Financial assistance options are available at the national, state and local levels. First-time home buyers should do their research to find as many potential programs that might apply to them as possible. Talk to your real estate agent or mortgage broker about options they’re familiar with and do some research online. 

We’ve listed some of the top options for first-time home buyer grants to help you get you started.

National Homebuyers Fund (NHF)

The National Homebuyers Fund administers several programs to help first-time home buyers, including the NHF down payment assistance program (NHF DPA). Here are a few specifics about this program:[1]

  • Qualified candidates can get up to 5% of the total mortgage amount in assistance, which can be used for help with closing costs or the down payment.
  • You don’t have to be a first-time buyer to qualify.
  • The program has flexible credit score and DTI requirements and the income limits are higher than with many other options.
  • You can use this program alongside many mortgage types that you may be familiar with, including Federal Housing Administration (FHA), Department of Veterans Affairs (VA), U.S. Department of Agriculture (USDA) and conventional mortgages.

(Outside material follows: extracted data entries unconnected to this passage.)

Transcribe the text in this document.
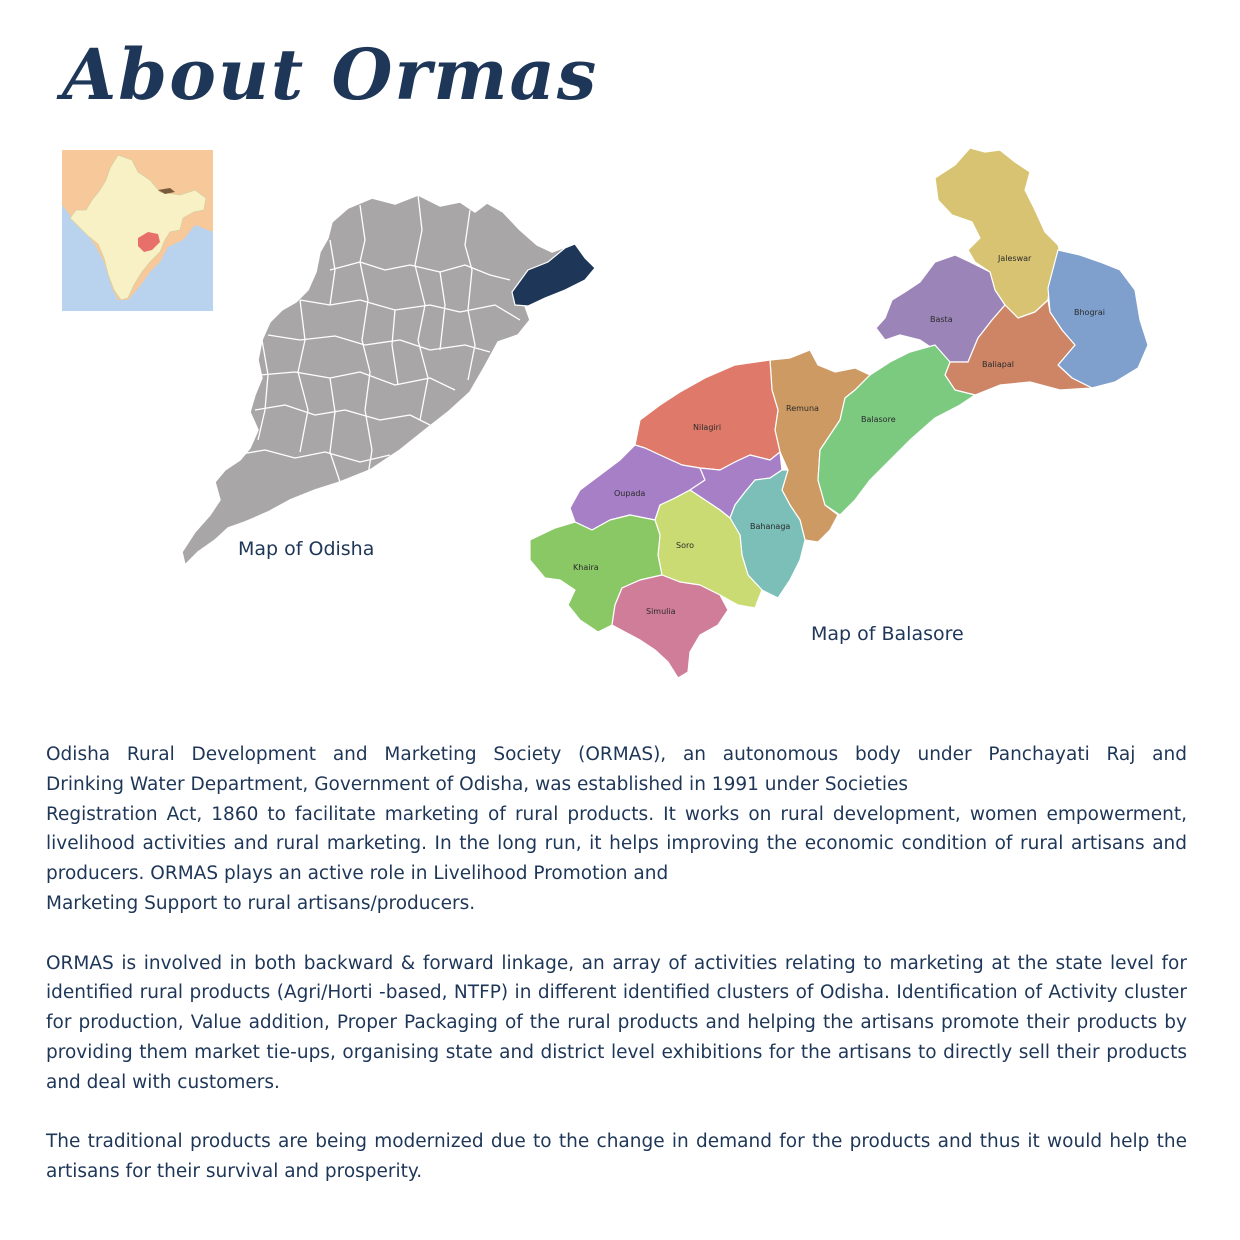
About Ormas
Jaleswar
Bhograi
Basta
Baliapal
Remuna
Nilagiri
Balasore
Oupada
Bahanaga
Soro
Khaira
Simulia
Map of Odisha
Map of Balasore

Odisha Rural Development and Marketing Society (ORMAS), an autonomous body under Panchayati Raj and

Drinking Water Department, Government of Odisha, was established in 1991 under Societies

Registration Act, 1860 to facilitate marketing of rural products. It works on rural development, women empowerment, livelihood activities and rural marketing. In the long run, it helps improving the economic condition of rural artisans and producers. ORMAS plays an active role in Livelihood Promotion and

Marketing Support to rural artisans/producers.

ORMAS is involved in both backward & forward linkage, an array of activities relating to marketing at the state level for identified rural products (Agri/Horti -based, NTFP) in different identified clusters of Odisha. Identification of Activity cluster for production, Value addition, Proper Packaging of the rural products and helping the artisans promote their products by providing them market tie-ups, organising state and district level exhibitions for the artisans to directly sell their products and deal with customers.

The traditional products are being modernized due to the change in demand for the products and thus it would help the artisans for their survival and prosperity.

HomePath®Ready Buyer™ Buyer Program

This is a program from Fannie Mae. You have to qualify as a first-time home buyer for this program and go through an education course. Other important points you need to know include:[2]

  • The program covers up to 3% of the total mortgage amount that can be used for closing costs.
  • You may have to pay a $75 fee for the education course, but it’s reimbursed to you at closing.
  • The program only works if you’re buying a primary residence.

Good Neighbor Next Door

The Good Neighbor Next Door is a program from the Department of Housing and Urban Development. Technically, this isn’t a grant program – it’s a loan forgiveness program. We’ve listed some details about how it works.[3]

  • You must be a teacher (pre-K through 12th grade), firefighter, law enforcement officer or emergency medical technician.
  • The home you’re buying must be eligible for the program.
  • For the loan to be forgiven, you must live in the home for at least 36 months.

The program provides up to a 50% discount off the list price of the home you purchase. You sign a secondary mortgage for that amount, but there are no payments or interest on the loan unless you don’t live in the home for 36 months.  

Mortgage Tax Credit Certificates (MCCs)

The mortgage tax credit certificate (MCC) program isn’t a grant that gives you upfront money to help pay for closing costs – it’s a tax credit. 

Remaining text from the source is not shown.